Par Julie Baret

La chambre des députés chilienne a adopté mercredi 12 septembre une loi "historique" pour les droits des personnes trans : le changement de nom et de sexe à l’état civil, et ce dès l’âge de 14 ans.

©REUTERS/Rodrigo Garrido

"Mon identité, mon droit." Voici ce qu’on pouvait lire sur le carton brandi par plusieurs députés chiliens, mercredi 12 septembre, dans la salle du Congrès de Valparaiso, au milieu de plusieurs drapeaux bleu-blanc-rose. Cette pancarte, c’est une fausse carte d’identité. Car avec 95 voix contre 46, la chambre des députés a donné son feu vert à un projet de loi débattu au Parlement depuis 2013 et qui autorise le changement de nom et de sexe à l’état civil.

5 ans de lutte parlementaire

Le texte fixe une procédure relativement simple pour les adultes qui n’exige ni traitements hormonaux ni opération chirurgicale, comme c’est le cas dans certains pays, mais qui nécessite la présence de deux témoins.
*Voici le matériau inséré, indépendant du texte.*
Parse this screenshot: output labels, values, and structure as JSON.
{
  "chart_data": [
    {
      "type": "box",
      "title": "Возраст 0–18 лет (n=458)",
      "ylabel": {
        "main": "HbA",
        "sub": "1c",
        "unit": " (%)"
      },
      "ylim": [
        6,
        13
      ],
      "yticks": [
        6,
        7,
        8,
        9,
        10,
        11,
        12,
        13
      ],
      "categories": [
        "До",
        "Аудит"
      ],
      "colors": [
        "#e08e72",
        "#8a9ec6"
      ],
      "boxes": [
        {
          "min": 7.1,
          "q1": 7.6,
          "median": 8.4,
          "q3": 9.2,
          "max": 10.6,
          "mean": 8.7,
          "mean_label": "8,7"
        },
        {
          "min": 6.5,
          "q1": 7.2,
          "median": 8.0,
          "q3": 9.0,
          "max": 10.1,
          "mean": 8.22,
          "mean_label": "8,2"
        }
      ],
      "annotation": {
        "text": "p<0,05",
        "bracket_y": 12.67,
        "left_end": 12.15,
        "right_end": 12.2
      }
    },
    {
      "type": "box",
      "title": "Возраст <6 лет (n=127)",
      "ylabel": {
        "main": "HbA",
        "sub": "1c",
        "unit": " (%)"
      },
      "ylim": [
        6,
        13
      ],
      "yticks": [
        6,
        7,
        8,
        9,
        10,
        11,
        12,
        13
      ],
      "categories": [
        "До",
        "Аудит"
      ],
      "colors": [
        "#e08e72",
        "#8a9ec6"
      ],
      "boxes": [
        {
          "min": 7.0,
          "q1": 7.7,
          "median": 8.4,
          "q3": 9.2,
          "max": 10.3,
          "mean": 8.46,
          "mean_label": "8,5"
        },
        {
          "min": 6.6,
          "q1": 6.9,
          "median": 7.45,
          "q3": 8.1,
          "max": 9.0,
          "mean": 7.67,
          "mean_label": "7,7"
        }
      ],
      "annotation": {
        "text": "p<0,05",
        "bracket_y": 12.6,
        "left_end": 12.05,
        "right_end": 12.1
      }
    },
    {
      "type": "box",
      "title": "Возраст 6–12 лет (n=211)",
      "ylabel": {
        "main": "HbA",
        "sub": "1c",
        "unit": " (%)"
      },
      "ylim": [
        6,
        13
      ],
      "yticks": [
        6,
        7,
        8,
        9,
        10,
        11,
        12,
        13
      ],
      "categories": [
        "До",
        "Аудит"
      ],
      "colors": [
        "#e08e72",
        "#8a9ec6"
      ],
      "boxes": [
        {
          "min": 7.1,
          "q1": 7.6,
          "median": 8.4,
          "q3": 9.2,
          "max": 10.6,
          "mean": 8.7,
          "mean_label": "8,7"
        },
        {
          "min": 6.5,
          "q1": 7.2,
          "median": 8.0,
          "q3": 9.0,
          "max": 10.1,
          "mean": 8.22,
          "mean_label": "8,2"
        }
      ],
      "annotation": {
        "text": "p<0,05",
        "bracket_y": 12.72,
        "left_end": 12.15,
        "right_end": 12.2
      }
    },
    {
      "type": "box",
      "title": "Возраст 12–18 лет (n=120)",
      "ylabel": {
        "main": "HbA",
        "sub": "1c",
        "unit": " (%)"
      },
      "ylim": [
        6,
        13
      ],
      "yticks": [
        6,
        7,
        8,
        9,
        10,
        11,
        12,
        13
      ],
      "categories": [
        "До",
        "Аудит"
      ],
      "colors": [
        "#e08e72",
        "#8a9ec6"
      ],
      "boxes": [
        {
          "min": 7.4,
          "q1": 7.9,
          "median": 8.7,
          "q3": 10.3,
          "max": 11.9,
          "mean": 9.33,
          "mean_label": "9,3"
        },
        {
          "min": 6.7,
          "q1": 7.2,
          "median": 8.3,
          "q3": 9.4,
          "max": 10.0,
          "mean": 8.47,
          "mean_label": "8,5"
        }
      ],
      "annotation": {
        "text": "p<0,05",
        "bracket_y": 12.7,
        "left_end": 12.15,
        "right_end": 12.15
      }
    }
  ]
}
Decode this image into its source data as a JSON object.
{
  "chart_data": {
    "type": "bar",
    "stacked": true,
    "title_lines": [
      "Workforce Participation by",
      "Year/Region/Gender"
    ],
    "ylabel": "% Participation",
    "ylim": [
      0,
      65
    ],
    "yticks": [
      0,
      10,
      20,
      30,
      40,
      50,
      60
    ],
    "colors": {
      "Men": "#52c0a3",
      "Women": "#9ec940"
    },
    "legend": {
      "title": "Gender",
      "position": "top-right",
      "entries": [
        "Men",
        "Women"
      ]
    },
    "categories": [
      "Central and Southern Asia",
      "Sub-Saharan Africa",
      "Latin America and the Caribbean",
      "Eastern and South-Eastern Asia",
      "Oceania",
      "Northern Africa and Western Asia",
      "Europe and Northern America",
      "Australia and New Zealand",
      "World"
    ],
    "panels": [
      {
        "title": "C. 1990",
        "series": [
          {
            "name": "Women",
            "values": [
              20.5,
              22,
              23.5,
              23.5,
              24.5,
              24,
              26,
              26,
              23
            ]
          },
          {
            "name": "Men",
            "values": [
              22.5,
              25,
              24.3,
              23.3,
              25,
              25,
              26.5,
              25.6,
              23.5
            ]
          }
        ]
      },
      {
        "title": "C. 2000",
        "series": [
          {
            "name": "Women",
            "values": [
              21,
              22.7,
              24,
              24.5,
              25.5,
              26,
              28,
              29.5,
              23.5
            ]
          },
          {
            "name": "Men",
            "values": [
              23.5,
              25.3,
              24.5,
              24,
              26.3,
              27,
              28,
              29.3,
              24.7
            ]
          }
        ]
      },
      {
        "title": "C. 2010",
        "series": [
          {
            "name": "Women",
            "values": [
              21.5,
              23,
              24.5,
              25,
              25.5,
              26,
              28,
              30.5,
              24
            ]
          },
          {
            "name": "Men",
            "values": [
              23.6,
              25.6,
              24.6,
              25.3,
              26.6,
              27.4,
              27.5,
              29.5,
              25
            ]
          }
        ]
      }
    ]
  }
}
Les adolescents âgés de 14 à 18 ans devront en revanche passer devant le tribunal des familles avec un représentant légal – ou seuls si un juge l’accorde – qui examinera leurs antécédents familiaux.

"Nous assistons à un événement historique, a réagi Alvaro Troncoso, chef de file de l’association LGBTQ chilienne Movilh, cela va améliorer la qualité de vie de milliers de personnes qui avaient vu le respect de leur dignité et de leurs droits mis à l’écart à cause de préjugés sur l’identité de genre." Son association estime en effet que 52,1 % des personnes transgenres au Chili ont déjà subi des préjudices physiques ou psychologiques et que pour la moitié d’entre elles, ces sévices ont débuté entre 11 et 15 ans.

Les défenseurs des droits des personnes trans regrettent toutefois que la loi ne concerne pas les enfants de moins de 14 ans et qu’elle réclame le célibat des requérants : les personnes mariées seront donc tenues de divorcer avant d’entamer leur changement de sexe à l’état civil, car le pays ne reconnaît aux couples homosexuels que l’union civile.

Bouger les lignes

L’avancée s’inscrit dans l’impulsion des réformes progressistes menées par la socialiste Michelle Bachelet, présidente du Chili jusqu’en mars 2018, laquelle a dépénalisé l’avortement en 2017 et soutenu un projet de loi pour le mariage des personnes de même sexe la même année.

Selon Alessia Injoque, une activiste trans de 35 ans citée par l’AFP, l’avancée tient également du succès du film Une Femme fantastique. Sacré par l’Oscar du meilleur film étranger au mois de mars, le long-métrage de Sebastián Lelio suit le combat d’une femme transgenre suite au décès de son compagnon ; selon la militante, il a permis "que les gens connaissent notre réalité et aient une certaine empathie".

L’actrice principale du film, Daniela Vega, elle-même transgenre, avait d’abord été invitée sur le plateau en tant que consultante sur la transidentité. Ce n’est qu’après avoir fini l’écriture du scénario que le réalisateur Sebastián Lelio avait décidé de lui attribuer le premier rôle.

La loi sur l’identité de genre doit encore être promulguée par le président de droite Sebastian Piñera, lequel a publiquement soutenu le texte, dans un délai de 30 jours. Les militants de Movilh espèrent une entrée en vigueur dans l’année, ce qui alignerait le Chili aux côtés de l’Argentine, de l’Uruguay du Pérou et de la Colombie sur la question du changement de sexe, rappelle RFI. Mais des parlementaires conservateurs n’écartent pas l’hypothèse de saisir le Tribunal constitutionnel.